El último miércoles Llaryora y Prunotto se reunieron con 50 intendentes del radicalismo y el PRO en la antesala del cierre de campaña. El candidato a gobernador hizo hincapié en una de sus principales líneas argumentales. “Nosotros somos una construcción política y generacional nueva. El signo de nuestro tiempo tiene que ser que los líderes se animen a hacer acuerdos, que se animen a reunirse con los sectores que piensan distinto”, les dijo. Un mensaje antigrieta.
Los integrantes de la fórmula para la gobernación junto al vicegobernador actual y jefe de campaña de Llaryora, Manuel Calvo, y el diputado nacional Ignacio García Aresca fueron los principales operadores para sumar a los intendentes de la oposición. Idas y vueltas para tratar de que juren lealtad y que amplíen la base política consolidada por el peronismo cordobés.
En esas negociaciones quedaron selladas las estrategias en los municipios. En algunos lugares el peronismo no presentó candidatos a intendentes para evitar la competencia con el jefe comunal radical que aceptó respaldar a Llaryora. Un entramado político con el que se intentó articular, de abajo hacia arriba, un estructura de voluntades y votos sólida para afrontar la elección de mañana.

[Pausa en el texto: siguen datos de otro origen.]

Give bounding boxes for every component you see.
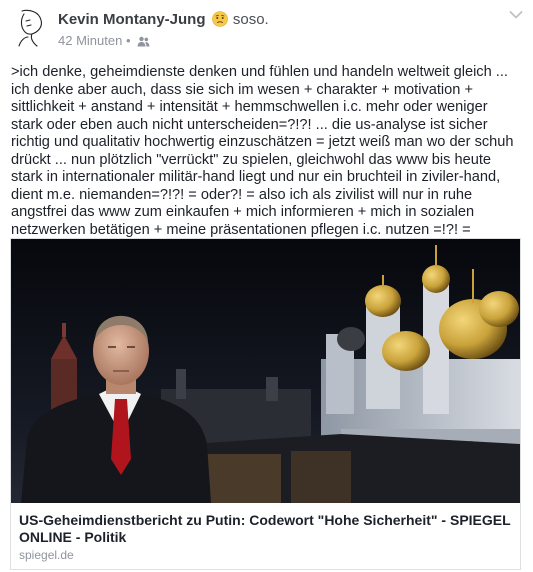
timestamp[interactable]: 42 Minuten — [58, 33, 122, 48]
chevron-down-icon[interactable] — [509, 10, 523, 20]
link-domain: spiegel.de — [19, 548, 74, 562]
feeling-text: soso. — [232, 11, 269, 28]
post-header: Kevin Montany-Jung soso. 42 Minuten • — [0, 0, 533, 58]
post-meta: 42 Minuten • — [58, 33, 150, 48]
link-title[interactable]: US-Geheimdienstbericht zu Putin: Codewor… — [19, 512, 514, 546]
author-name[interactable]: Kevin Montany-Jung — [58, 11, 206, 28]
meta-separator: • — [125, 33, 131, 48]
post-text: >ich denke, geheimdienste denken und füh… — [11, 64, 514, 255]
avatar[interactable] — [10, 8, 50, 48]
link-preview-card[interactable]: US-Geheimdienstbericht zu Putin: Codewor… — [10, 238, 521, 570]
kremlin-photo — [11, 239, 520, 503]
link-preview-image[interactable] — [11, 239, 520, 503]
author-line: Kevin Montany-Jung soso. — [58, 11, 269, 28]
friends-icon[interactable] — [137, 36, 150, 47]
worried-face-emoji-icon — [211, 11, 228, 27]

En esa elección cordobesa el peronismo local empuja un recambio generacional que, si todo les sale como creen, a partir del lunes intentarán consolidar para que se transforme en la base de apoyo del peronismo no kirchnerista en el centro del país. La hipótesis que trazan es que, sea quien sea el candidato de Unión por la Patria, el kirchnerismo perderá la elección y se dará inicio a un nuevo debate en todo el mapa justicialista.
Es un proyecto ambicioso que tiene que ver con la emergencia de dirigentes políticos sub 50 para posicionarse en lugares trascendentes del peronismo nacional, y con una renovación en la conducción del peronismo, que es ostentada por Cristina Kirchner y su círculo desde hace 20 años. Pero para eso deben ganar el domingo y hacerlo con cierta contundencia, para que el envión tenga velocidad y contundencia.

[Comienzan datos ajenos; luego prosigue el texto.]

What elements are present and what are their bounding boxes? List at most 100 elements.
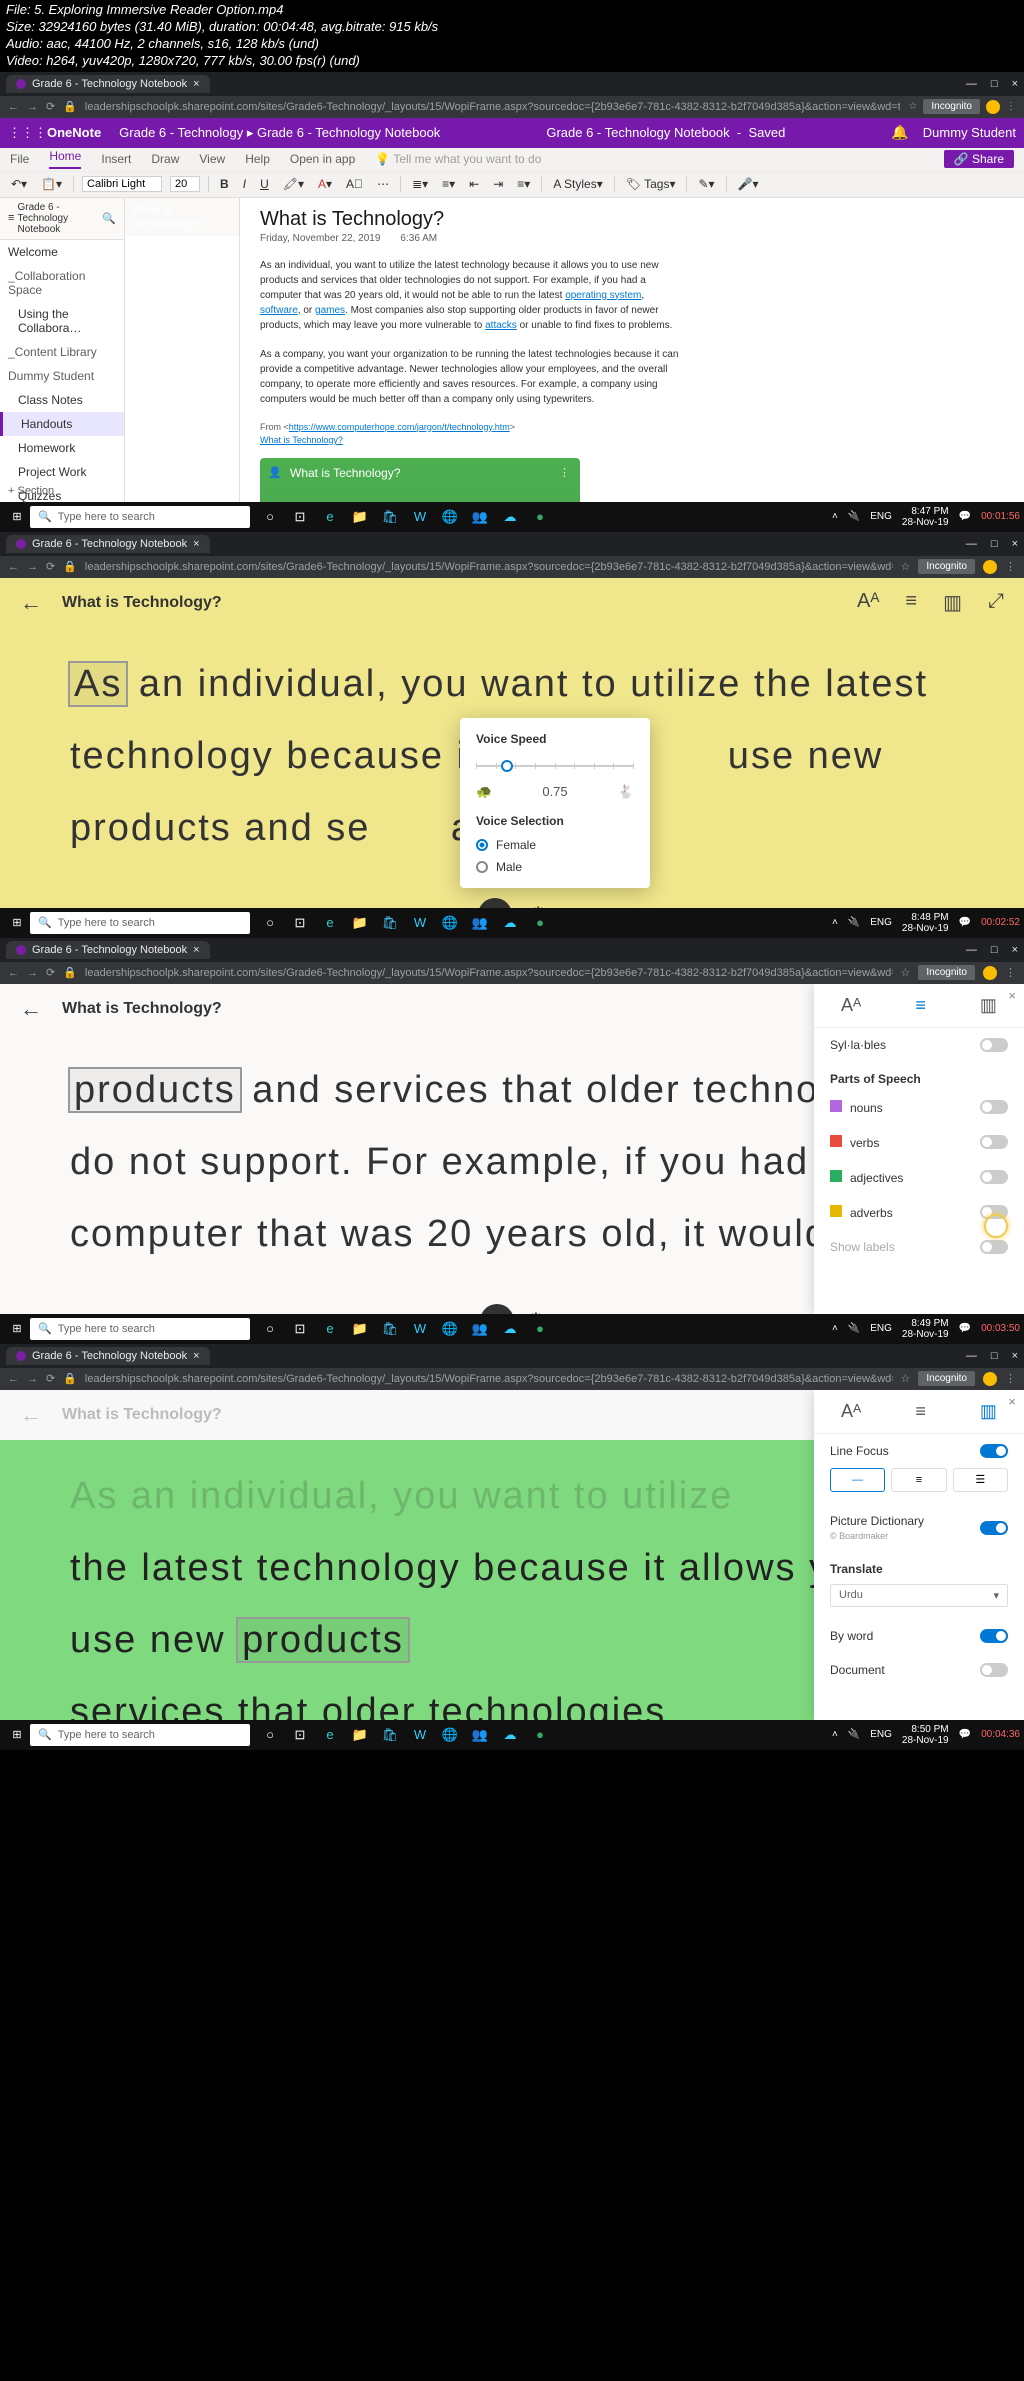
tab-file[interactable]: File: [10, 152, 29, 166]
share-button[interactable]: 🔗 Share: [944, 150, 1014, 168]
section-using-collab[interactable]: Using the Collabora…: [0, 302, 124, 340]
panel-close-icon[interactable]: ×: [1008, 1394, 1016, 1409]
reading-prefs-tab[interactable]: ▥: [980, 1401, 997, 1422]
browser-tab[interactable]: Grade 6 - Technology Notebook×: [6, 941, 210, 959]
text-prefs-icon[interactable]: Aᴬ: [857, 590, 879, 615]
radio-female[interactable]: Female: [476, 838, 634, 852]
document-toggle[interactable]: [980, 1663, 1008, 1677]
voice-settings-icon[interactable]: ⚙: [528, 1310, 544, 1314]
radio-male[interactable]: Male: [476, 860, 634, 874]
paste-icon[interactable]: 📋▾: [38, 177, 65, 191]
clear-format-button[interactable]: A⃠: [343, 177, 366, 191]
back-arrow-icon[interactable]: ←: [20, 590, 42, 616]
menu-icon[interactable]: ⋮: [1005, 560, 1016, 573]
back-arrow-icon[interactable]: ←: [20, 1402, 42, 1428]
section-homework[interactable]: Homework: [0, 436, 124, 460]
more-icon[interactable]: ⋯: [374, 177, 392, 191]
by-word-toggle[interactable]: [980, 1629, 1008, 1643]
nav-back-icon[interactable]: ←: [8, 101, 19, 113]
profile-avatar[interactable]: [983, 560, 997, 574]
task-view-icon[interactable]: ⊡: [286, 506, 314, 528]
text-prefs-tab[interactable]: Aᴬ: [841, 1401, 861, 1422]
profile-avatar[interactable]: [986, 100, 1000, 114]
section-collab[interactable]: _Collaboration Space: [0, 264, 124, 302]
section-class-notes[interactable]: Class Notes: [0, 388, 124, 412]
fullscreen-icon[interactable]: ⤢: [988, 590, 1004, 615]
open-in-app[interactable]: Open in app: [290, 152, 355, 166]
nav-back-icon[interactable]: ←: [8, 561, 19, 573]
pic-dict-toggle[interactable]: [980, 1521, 1008, 1535]
add-page-button[interactable]: + Page: [125, 488, 163, 502]
translate-language-select[interactable]: Urdu▾: [830, 1584, 1008, 1607]
styles-button[interactable]: A Styles▾: [550, 177, 605, 191]
tray-lang[interactable]: ENG: [870, 511, 892, 522]
teams-icon[interactable]: 👥: [466, 506, 494, 528]
paragraph-1[interactable]: As an individual, you want to utilize th…: [260, 258, 680, 333]
word-icon[interactable]: W: [406, 506, 434, 528]
nouns-toggle[interactable]: [980, 1100, 1008, 1114]
tell-me[interactable]: Tell me what you want to do: [393, 152, 541, 166]
close-tab-icon[interactable]: ×: [193, 78, 199, 90]
text-prefs-tab[interactable]: Aᴬ: [841, 995, 861, 1016]
camtasia-icon[interactable]: ●: [526, 506, 554, 528]
play-button[interactable]: ▶: [480, 1304, 514, 1313]
grammar-icon[interactable]: ≡: [905, 590, 917, 615]
show-labels-toggle[interactable]: [980, 1240, 1008, 1254]
panel-close-icon[interactable]: ×: [1008, 988, 1016, 1003]
tray-power-icon[interactable]: 🔌: [848, 511, 860, 522]
back-arrow-icon[interactable]: ←: [20, 996, 42, 1022]
star-icon[interactable]: ☆: [908, 101, 917, 112]
nav-reload-icon[interactable]: ⟳: [46, 100, 55, 113]
notebook-title[interactable]: ≡ Grade 6 - Technology Notebook 🔍: [0, 198, 124, 240]
app-launcher-icon[interactable]: ⋮⋮⋮: [8, 125, 47, 141]
font-family[interactable]: [82, 176, 162, 192]
address-bar[interactable]: leadershipschoolpk.sharepoint.com/sites/…: [85, 101, 901, 113]
verbs-toggle[interactable]: [980, 1135, 1008, 1149]
line-focus-toggle[interactable]: [980, 1444, 1008, 1458]
section-handouts[interactable]: Handouts: [0, 412, 124, 436]
adj-toggle[interactable]: [980, 1170, 1008, 1184]
tray-clock[interactable]: 8:47 PM28-Nov-19: [902, 506, 949, 528]
onedrive-icon[interactable]: ☁: [496, 506, 524, 528]
dictate-button[interactable]: 🎤▾: [735, 177, 762, 191]
bullets-button[interactable]: ≣▾: [409, 177, 431, 191]
source-link[interactable]: What is Technology?: [260, 435, 343, 445]
reading-prefs-icon[interactable]: ▥: [943, 590, 962, 615]
user-name[interactable]: Dummy Student: [923, 125, 1016, 140]
italic-button[interactable]: I: [240, 177, 249, 191]
page-title[interactable]: What is Technology?: [260, 208, 1004, 231]
font-color-button[interactable]: A▾: [315, 177, 335, 191]
tray-up-icon[interactable]: ˄: [832, 511, 838, 522]
voice-settings-icon[interactable]: ⚙: [530, 904, 546, 908]
reading-prefs-tab[interactable]: ▥: [980, 995, 997, 1016]
section-dummy-student[interactable]: Dummy Student: [0, 364, 124, 388]
link-attacks[interactable]: attacks: [485, 320, 517, 331]
tab-home[interactable]: Home: [49, 149, 81, 169]
browser-tab[interactable]: Grade 6 - Technology Notebook ×: [6, 75, 210, 93]
tab-draw[interactable]: Draw: [151, 152, 179, 166]
grammar-tab[interactable]: ≡: [915, 995, 926, 1016]
paragraph-2[interactable]: As a company, you want your organization…: [260, 347, 680, 407]
highlight-button[interactable]: 🖍▾: [280, 177, 307, 191]
start-button[interactable]: ⊞: [4, 510, 30, 523]
cortana-icon[interactable]: ○: [256, 506, 284, 528]
nav-fwd-icon[interactable]: →: [27, 561, 38, 573]
add-section-button[interactable]: + Section: [0, 480, 62, 502]
tab-insert[interactable]: Insert: [101, 152, 131, 166]
notification-icon[interactable]: 💬: [959, 511, 971, 522]
taskbar-search[interactable]: 🔍 Type here to search: [30, 912, 250, 934]
window-close[interactable]: ×: [1012, 78, 1018, 90]
taskbar-search[interactable]: 🔍 Type here to search: [30, 506, 250, 528]
breadcrumb[interactable]: Grade 6 - Technology ▸ Grade 6 - Technol…: [119, 125, 440, 141]
bold-button[interactable]: B: [217, 177, 232, 191]
link-os[interactable]: operating system: [565, 290, 641, 301]
window-maximize[interactable]: □: [991, 538, 998, 550]
source-url[interactable]: https://www.computerhope.com/jargon/t/te…: [289, 422, 510, 432]
window-minimize[interactable]: —: [966, 78, 977, 90]
tag-button[interactable]: 🏷 Tags▾: [623, 177, 679, 191]
link-games[interactable]: games: [315, 305, 345, 316]
indent-button[interactable]: ⇥: [490, 177, 506, 191]
chrome-icon[interactable]: 🌐: [436, 506, 464, 528]
grammar-tab[interactable]: ≡: [915, 1401, 926, 1422]
syllables-toggle[interactable]: [980, 1038, 1008, 1052]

En el municipio creen que si la nueva alianza lograda a nivel local realiza una buena elección, ese resultado le dará un impulso a Schiaretti para ser una mejor performance en el ámbito nacional y mantener a flote la idea de que es momento de crear una nueva coalición. Detrás del telón sigue estando escondido el posible acuerdo con Horacio Rodríguez Larreta. Todo depende de los resultados. Primero tienen que contar los votos.